2.0 KiB
+++ id = "14" title = "AI‑Generated Approval Predicate Suggestions" status = "Not started" dependencies = "02,11" # Rationale: depends on Task 02 for auto-approval predicates and Task 11 for predicate invocation logic last_updated = "2025-06-25T01:40:09.511783" +++
Task 14: AI‑Generated Approval Predicate Suggestions
This task is specific to codex-rs.
Status
General Status: Not started
Summary: Not started; missing Implementation details (How it was implemented and How it works).
Goal
When a shell command is not auto-approved, the approval prompt should include 1–3 AI-generated approval predicates. Each suggestion is a time-limited Python predicate snippet plus an explanation of the full set of permissions it would grant. Users can pick one suggestion to append to the session’s approval policy as a broader-scope allow rule.
Acceptance Criteria
- When a command is not auto-approved, show up to 3 suggested predicates inline in the TUI approval dialog.
- Each suggestion consists of:
- A Python code snippet defining a predicate function.
- An AI-generated explanation of exactly what permissions or scope that predicate grants.
- A TTL or expiration timestamp indicating how long it will remain active.
- Users can select one suggestion to append to the session’s list of approval predicates.
- Predicates are stored in session state (in-memory) for the duration of the session.

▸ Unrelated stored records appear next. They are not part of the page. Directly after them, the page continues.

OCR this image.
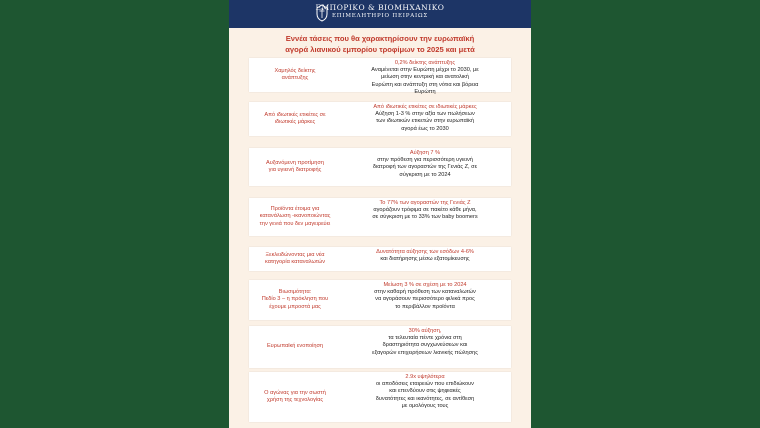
ΕΜΠΟΡΙΚΟ & ΒΙΟΜΗΧΑΝΙΚΟ
ΕΠΙΜΕΛΗΤΗΡΙΟ ΠΕΙΡΑΙΩΣ
Εννέα τάσεις που θα χαρακτηρίσουν την ευρωπαϊκή
αγορά λιανικού εμπορίου τροφίμων το 2025 και μετά
Χαμηλός δείκτης
ανάπτυξης
0,2% δείκτης ανάπτυξης
Αναμένεται στην Ευρώπη μέχρι το 2030, με
μείωση στην κεντρική και ανατολική
Ευρώπη και ανάπτυξη στη νότια και βόρεια
Ευρώπη
Από ιδιωτικές ετικέτες σε
ιδιωτικές μάρκες
Από ιδιωτικές ετικέτες σε ιδιωτικές μάρκες
Αύξηση 1-3 % στην αξία των πωλήσεων
των ιδιωτικών ετικετών στην ευρωπαϊκή
αγορά έως το 2030
Αυξανόμενη προτίμηση
για υγιεινή διατροφής
Αύξηση 7 %
στην πρόθεση για περισσότερη υγιεινή
διατροφή των αγοραστών της Γενιάς Ζ, σε
σύγκριση με το 2024
Προϊόντα έτοιμα για
κατανάλωση -ικανοποιώντας
την γενιά που δεν μαγειρεύει
Το 77% των αγοραστών της Γενιάς Ζ
αγοράζουν τρόφιμα σε πακέτο κάθε μήνα,
σε σύγκριση με το 33% των baby boomers
Ξεκλειδώνοντας μια νέα
κατηγορία καταναλωτών
Δυνατότητα αύξησης των εσόδων 4-6%
και διατήρησης μέσω εξατομίκευσης
Βιωσιμότητα:
Πεδίο 3 – η πρόκληση που
έχουμε μπροστά μας
Μείωση 3 % σε σχέση με το 2024
στην καθαρή πρόθεση των καταναλωτών
να αγοράσουν περισσότερο φιλικά προς
το περιβάλλον προϊόντα
Ευρωπαϊκή ενοποίηση
30% αύξηση,
τα τελευταία πέντε χρόνια στη
δραστηριότητα συγχωνεύσεων και
εξαγορών επιχειρήσεων λιανικής πώλησης
Ο αγώνας για την σωστή
χρήση της τεχνολογίας
2.9x υψηλότερα
οι αποδόσεις εταιρειών που επιδιώκουν
και επενδύουν στις ψηφιακές
δυνατότητες και ικανότητες, σε αντίθεση
με ομολόγους τους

- Provide a slash/CLI command (
/inspect-approval-predicates) to list current predicates, their code, explanations, and timeouts. - Support headless and interactive modes equally.
Implementation
How it was implemented
(Not implemented yet)
How it works
(Not implemented yet)
Notes
- Reuse the existing AI reasoning engine to generate predicate suggestions.
- Represent predicates as Python functions returning a boolean.
- Ensure that expiration is enforced and stale predicates are ignored.
- Integrate the new
/inspect-approval-predicatescommand into both the TUI and Exec CLI.